Cabal smiled, a little less humourlessly this time. It always amused him that, when you wished to flatter somebody, you would describe them as possessing sang-froid, whereas if you wished to sting or insult them, they were simply cold-blooded.

‘Our proposal is that you should lead an expedition into the Dreamlands, Herr Cabal,’ said Shadrach, ‘to seek out, capture and bring back into this world the archetype of fear, its principle, the very phobic animus itself.’

‘And if it refuses to come quietly?’

‘Then it will be put down.’

There was a heavy silence after that for some seconds. Then Cabal said, ‘You are asking me to risk my life and sanity. What am I to gain from this?’

Bose coughed. ‘The Silver Key, Herr Cabal. Once we have the animus, we shall have no further need of the Key. Indeed, rational caution dictates that it is never used without good cause, and our cause would already be fulfilled. We think that you, however, would have cause to use it again, in future, in the continuance of your own field of research.’

Cabal considered. Then he spoke: ‘Gentlemen, your proposition is not without interest. I should like to think upon it. You will make your way back to the village and, if you have not already done so, take rooms there. I would suggest that you don’t tell them you have any dealings with me or the standard of service will suffer. I shall send word of my decision to you some time tomorrow. Good day.’ And so saying, he shooed his visitors from his house, ensuring first that they successfully negotiated the path without being ambushed from the tea roses.

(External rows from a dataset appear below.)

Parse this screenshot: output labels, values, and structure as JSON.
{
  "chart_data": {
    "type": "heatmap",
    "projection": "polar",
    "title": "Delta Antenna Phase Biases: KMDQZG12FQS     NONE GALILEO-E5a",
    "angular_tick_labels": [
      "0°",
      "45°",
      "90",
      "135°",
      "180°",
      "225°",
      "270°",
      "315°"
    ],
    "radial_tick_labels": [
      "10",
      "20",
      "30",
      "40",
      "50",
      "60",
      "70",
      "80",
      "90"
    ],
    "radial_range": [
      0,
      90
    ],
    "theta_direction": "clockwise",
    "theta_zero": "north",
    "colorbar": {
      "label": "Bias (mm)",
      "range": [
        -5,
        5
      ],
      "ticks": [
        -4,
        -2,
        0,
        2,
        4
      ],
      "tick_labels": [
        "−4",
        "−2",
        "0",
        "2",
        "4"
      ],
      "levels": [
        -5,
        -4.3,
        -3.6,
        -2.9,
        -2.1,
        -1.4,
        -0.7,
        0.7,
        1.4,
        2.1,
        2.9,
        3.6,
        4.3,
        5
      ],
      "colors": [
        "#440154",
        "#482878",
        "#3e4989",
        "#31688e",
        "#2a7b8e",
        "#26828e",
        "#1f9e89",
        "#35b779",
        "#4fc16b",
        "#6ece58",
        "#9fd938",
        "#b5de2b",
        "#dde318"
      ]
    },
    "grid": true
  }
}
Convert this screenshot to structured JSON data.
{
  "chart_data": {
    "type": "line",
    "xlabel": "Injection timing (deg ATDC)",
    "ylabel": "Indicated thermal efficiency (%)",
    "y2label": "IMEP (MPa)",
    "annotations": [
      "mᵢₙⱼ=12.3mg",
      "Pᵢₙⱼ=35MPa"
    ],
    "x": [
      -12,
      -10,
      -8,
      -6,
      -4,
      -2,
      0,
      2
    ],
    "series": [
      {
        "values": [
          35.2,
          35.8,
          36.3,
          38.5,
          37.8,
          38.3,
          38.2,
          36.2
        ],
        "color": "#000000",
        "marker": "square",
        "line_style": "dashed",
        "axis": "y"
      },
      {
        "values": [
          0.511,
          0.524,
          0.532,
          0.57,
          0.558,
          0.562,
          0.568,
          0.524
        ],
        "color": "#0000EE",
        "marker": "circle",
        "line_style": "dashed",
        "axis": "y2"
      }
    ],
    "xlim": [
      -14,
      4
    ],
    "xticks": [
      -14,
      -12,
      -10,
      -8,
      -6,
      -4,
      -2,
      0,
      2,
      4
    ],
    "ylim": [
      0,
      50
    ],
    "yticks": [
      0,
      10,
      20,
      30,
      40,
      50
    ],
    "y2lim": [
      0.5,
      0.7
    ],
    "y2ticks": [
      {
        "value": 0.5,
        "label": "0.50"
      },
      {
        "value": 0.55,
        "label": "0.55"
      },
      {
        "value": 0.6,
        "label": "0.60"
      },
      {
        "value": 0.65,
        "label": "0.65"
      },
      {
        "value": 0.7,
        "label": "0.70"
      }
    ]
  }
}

Later that evening, Cabal was to be found at the table, the contents of a box file labelled ‘Dreamlands’ spread out before him. He had been accruing data on the place for years, although never as a definite piece of research. After all, while the usefulness of the Dreamlands in his work was beyond dispute, accessing it in a safe and reliable way had always been little more than . . . well, a dream.

Others had attempted it, and some had even done so successfully. As a group, however, they were a bunch of arty sorts – Orientalists and sensualists, who could be depended upon to be undependable, sitting around in silken robes with a book of poetry in one hand and a hookah pipe in the other. They disgusted Cabal for their practical rather than moral shortcomings; if Cabal was to go exploring, he would be inclined to do so with a sola topi on his head and an elephant gun loaded for tyrannosaur in his hands.